Miriam and I shared a little two-seater carriage pulled by a guy pedaling an attached bicycle. At first I felt guilty, like I was making him do something so “demeaning,” but then I realized I’m helping him make a living, so I just made a note to tip him well for his troubles.
For this “tour within a tour,” our usual guide handed us off to a gal who rode her own bicycle alongside our rickshaws. She wove it expertly in and out among our two vehicles, explaining what we were seeing and answering our questions about the residents of this area.
Her nametag said “Gloria,” and was the cutest little ponytailed gal.
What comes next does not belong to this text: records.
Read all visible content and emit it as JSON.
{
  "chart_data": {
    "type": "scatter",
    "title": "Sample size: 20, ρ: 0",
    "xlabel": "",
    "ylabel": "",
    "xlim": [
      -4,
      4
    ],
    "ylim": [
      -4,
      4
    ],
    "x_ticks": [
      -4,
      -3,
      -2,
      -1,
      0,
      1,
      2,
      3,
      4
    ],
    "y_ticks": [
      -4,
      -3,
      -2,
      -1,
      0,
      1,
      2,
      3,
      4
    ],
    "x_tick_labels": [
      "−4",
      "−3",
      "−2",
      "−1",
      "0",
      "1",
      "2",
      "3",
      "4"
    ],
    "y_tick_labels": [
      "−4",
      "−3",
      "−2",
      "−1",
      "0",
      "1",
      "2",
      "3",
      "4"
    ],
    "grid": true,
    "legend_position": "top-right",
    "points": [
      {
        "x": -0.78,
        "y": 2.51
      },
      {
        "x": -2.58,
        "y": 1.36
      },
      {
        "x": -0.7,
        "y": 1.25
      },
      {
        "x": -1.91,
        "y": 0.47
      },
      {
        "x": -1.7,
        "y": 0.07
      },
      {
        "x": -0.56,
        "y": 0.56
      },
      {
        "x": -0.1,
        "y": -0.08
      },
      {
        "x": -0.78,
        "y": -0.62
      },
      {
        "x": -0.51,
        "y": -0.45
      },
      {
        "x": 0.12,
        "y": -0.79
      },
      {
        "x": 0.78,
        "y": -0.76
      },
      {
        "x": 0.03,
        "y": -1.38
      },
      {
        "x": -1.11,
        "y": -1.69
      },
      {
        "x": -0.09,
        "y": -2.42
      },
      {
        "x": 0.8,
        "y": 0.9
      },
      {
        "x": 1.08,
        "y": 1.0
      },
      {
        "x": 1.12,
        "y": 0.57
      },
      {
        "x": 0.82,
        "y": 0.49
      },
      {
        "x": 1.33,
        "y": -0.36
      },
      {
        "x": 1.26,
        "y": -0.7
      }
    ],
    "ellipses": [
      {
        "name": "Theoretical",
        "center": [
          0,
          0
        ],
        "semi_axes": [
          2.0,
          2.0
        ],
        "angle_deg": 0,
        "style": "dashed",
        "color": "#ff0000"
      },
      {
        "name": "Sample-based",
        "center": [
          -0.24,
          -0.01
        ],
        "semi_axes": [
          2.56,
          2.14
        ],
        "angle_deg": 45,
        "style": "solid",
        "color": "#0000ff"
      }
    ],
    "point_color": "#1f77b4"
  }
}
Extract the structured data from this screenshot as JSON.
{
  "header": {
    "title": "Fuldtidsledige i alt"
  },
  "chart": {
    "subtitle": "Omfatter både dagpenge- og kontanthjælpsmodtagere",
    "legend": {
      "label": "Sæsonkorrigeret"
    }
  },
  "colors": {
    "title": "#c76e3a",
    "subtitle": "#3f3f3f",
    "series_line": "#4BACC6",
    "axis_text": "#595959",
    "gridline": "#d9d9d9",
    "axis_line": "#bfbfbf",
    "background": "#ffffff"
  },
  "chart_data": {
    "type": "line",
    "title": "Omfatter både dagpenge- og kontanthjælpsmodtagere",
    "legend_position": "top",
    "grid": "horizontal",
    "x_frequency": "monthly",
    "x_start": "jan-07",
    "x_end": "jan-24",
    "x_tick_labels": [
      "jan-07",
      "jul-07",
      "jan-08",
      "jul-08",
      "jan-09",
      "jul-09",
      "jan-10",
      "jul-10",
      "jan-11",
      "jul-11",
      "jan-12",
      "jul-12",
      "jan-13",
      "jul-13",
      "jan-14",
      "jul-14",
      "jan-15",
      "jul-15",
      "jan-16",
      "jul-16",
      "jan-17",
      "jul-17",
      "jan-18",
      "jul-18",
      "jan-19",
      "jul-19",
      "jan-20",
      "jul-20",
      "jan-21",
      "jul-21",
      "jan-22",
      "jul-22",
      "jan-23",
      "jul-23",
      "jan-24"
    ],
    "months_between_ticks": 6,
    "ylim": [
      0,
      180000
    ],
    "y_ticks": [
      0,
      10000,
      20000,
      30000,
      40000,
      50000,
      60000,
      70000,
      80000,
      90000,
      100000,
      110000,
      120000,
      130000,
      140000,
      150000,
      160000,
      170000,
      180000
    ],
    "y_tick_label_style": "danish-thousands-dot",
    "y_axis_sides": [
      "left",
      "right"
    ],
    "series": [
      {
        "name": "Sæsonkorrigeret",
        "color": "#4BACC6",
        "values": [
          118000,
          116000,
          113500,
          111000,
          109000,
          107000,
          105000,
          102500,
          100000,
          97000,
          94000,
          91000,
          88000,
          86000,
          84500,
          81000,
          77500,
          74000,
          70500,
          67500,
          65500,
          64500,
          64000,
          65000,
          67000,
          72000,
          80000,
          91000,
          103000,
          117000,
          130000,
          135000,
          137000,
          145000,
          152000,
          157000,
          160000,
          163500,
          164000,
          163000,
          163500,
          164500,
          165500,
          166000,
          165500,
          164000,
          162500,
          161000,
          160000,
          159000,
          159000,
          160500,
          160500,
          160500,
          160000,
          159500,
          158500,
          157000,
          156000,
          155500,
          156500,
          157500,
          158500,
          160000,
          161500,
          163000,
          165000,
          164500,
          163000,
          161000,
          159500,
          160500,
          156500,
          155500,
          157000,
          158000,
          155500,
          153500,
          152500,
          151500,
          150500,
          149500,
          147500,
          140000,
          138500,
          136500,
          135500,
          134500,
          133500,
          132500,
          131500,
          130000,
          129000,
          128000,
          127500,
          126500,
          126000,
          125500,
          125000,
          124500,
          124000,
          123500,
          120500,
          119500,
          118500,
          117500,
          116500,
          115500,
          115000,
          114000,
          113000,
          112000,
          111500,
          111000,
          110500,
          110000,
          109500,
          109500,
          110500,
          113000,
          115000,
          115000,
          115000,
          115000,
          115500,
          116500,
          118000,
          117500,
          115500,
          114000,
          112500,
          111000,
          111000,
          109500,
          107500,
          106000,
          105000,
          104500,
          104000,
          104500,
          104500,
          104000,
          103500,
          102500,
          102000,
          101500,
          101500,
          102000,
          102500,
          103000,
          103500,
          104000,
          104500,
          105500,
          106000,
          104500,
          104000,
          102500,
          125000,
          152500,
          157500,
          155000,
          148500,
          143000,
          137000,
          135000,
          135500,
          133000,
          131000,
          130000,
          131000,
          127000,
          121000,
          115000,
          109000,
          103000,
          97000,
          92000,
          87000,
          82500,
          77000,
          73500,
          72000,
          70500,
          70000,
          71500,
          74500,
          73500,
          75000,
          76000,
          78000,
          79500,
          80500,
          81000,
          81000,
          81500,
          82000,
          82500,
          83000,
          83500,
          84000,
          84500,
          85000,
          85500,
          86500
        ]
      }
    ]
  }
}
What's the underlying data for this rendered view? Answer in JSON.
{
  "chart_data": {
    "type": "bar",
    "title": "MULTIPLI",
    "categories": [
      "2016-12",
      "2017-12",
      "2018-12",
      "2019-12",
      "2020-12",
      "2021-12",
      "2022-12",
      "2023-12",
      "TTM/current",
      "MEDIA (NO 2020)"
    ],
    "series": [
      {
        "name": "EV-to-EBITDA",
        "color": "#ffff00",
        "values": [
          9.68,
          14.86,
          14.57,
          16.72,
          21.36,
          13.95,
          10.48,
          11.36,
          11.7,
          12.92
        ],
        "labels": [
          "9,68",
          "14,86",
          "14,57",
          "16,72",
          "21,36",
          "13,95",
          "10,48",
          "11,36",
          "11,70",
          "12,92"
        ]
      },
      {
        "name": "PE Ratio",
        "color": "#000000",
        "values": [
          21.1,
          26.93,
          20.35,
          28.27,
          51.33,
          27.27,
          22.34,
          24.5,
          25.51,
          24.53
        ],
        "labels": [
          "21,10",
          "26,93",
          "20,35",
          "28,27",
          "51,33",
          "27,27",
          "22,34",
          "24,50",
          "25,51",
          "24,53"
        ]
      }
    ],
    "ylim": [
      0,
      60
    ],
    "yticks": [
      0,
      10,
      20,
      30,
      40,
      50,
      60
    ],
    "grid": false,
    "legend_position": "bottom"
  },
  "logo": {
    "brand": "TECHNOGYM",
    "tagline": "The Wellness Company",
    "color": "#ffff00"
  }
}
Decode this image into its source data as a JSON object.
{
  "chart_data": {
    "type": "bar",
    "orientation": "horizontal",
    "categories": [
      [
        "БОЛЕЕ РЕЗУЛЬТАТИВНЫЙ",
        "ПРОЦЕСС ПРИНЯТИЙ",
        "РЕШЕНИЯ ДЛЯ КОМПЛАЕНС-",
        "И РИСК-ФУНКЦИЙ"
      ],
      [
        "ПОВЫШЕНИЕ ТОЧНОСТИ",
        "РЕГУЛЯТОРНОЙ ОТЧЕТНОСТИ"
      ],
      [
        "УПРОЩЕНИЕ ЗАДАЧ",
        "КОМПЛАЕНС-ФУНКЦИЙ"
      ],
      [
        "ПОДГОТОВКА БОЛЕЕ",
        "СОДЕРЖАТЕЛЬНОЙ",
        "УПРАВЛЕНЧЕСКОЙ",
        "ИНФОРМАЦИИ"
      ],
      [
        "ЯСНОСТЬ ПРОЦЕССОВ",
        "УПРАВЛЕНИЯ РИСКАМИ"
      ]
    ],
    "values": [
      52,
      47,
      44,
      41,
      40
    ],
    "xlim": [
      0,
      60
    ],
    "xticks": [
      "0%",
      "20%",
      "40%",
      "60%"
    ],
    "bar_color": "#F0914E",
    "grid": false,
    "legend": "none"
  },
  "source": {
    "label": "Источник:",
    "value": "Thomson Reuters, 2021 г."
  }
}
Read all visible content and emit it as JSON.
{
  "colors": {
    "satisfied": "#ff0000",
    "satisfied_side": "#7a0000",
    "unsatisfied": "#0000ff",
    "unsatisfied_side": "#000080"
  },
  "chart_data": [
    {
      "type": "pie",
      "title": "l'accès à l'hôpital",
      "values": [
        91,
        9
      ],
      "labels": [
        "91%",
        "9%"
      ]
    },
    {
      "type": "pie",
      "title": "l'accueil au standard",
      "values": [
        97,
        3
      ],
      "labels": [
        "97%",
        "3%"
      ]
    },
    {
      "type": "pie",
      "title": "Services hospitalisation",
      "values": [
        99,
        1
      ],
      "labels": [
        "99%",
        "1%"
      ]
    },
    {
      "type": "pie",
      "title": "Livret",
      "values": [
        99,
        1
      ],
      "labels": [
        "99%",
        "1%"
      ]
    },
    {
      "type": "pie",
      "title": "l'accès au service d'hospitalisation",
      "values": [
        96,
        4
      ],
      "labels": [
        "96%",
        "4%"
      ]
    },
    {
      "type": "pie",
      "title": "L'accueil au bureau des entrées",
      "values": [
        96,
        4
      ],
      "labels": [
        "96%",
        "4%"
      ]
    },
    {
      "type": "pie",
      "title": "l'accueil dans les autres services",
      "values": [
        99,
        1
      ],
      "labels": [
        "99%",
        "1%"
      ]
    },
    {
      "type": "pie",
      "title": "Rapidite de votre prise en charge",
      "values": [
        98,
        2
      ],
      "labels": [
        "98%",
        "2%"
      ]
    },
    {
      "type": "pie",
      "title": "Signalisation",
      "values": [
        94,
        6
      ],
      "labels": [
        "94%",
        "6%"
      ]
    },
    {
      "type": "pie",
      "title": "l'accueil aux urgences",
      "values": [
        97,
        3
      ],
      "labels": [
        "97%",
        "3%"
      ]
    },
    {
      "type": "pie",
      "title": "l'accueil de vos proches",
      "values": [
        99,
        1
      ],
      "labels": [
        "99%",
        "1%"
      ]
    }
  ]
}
She wore a rather “fancy” black dress, sparkly tennis shoes, a long yellow jacket-sweater, and carried a pink and orange purse draped over her arm.
To give us a good taste of the neighborhood “flavor,” she had us stop and walk through a swanky and very private home converted to “hotel,” and then we toured a “normal” home. There we were introduced to grasshopper fighting (no demonstration, but met two noisy grasshoppers), given a small cup of delightful tea, and enjoyed the woman of the house playing the Chinese version of a musical instrument she called a piano but that looked more like a flat guitar. I didn’t catch the actual name of it.
I didn’t want to offend or insult Gloria, but I did want to know what she thought the difference was between a hutong and a ghetto, as I saw many indications of poor living conditions.
She had never heard the word ghetto. After I carefully chose my words to define it, she nodded thoughtfully and said that the hutongs were there to preserve traditional Chinese culture and had nothing to do with a person’s income or social status.
This was a very interesting answer, and wondered if it were the truth, or simply what the people have been told.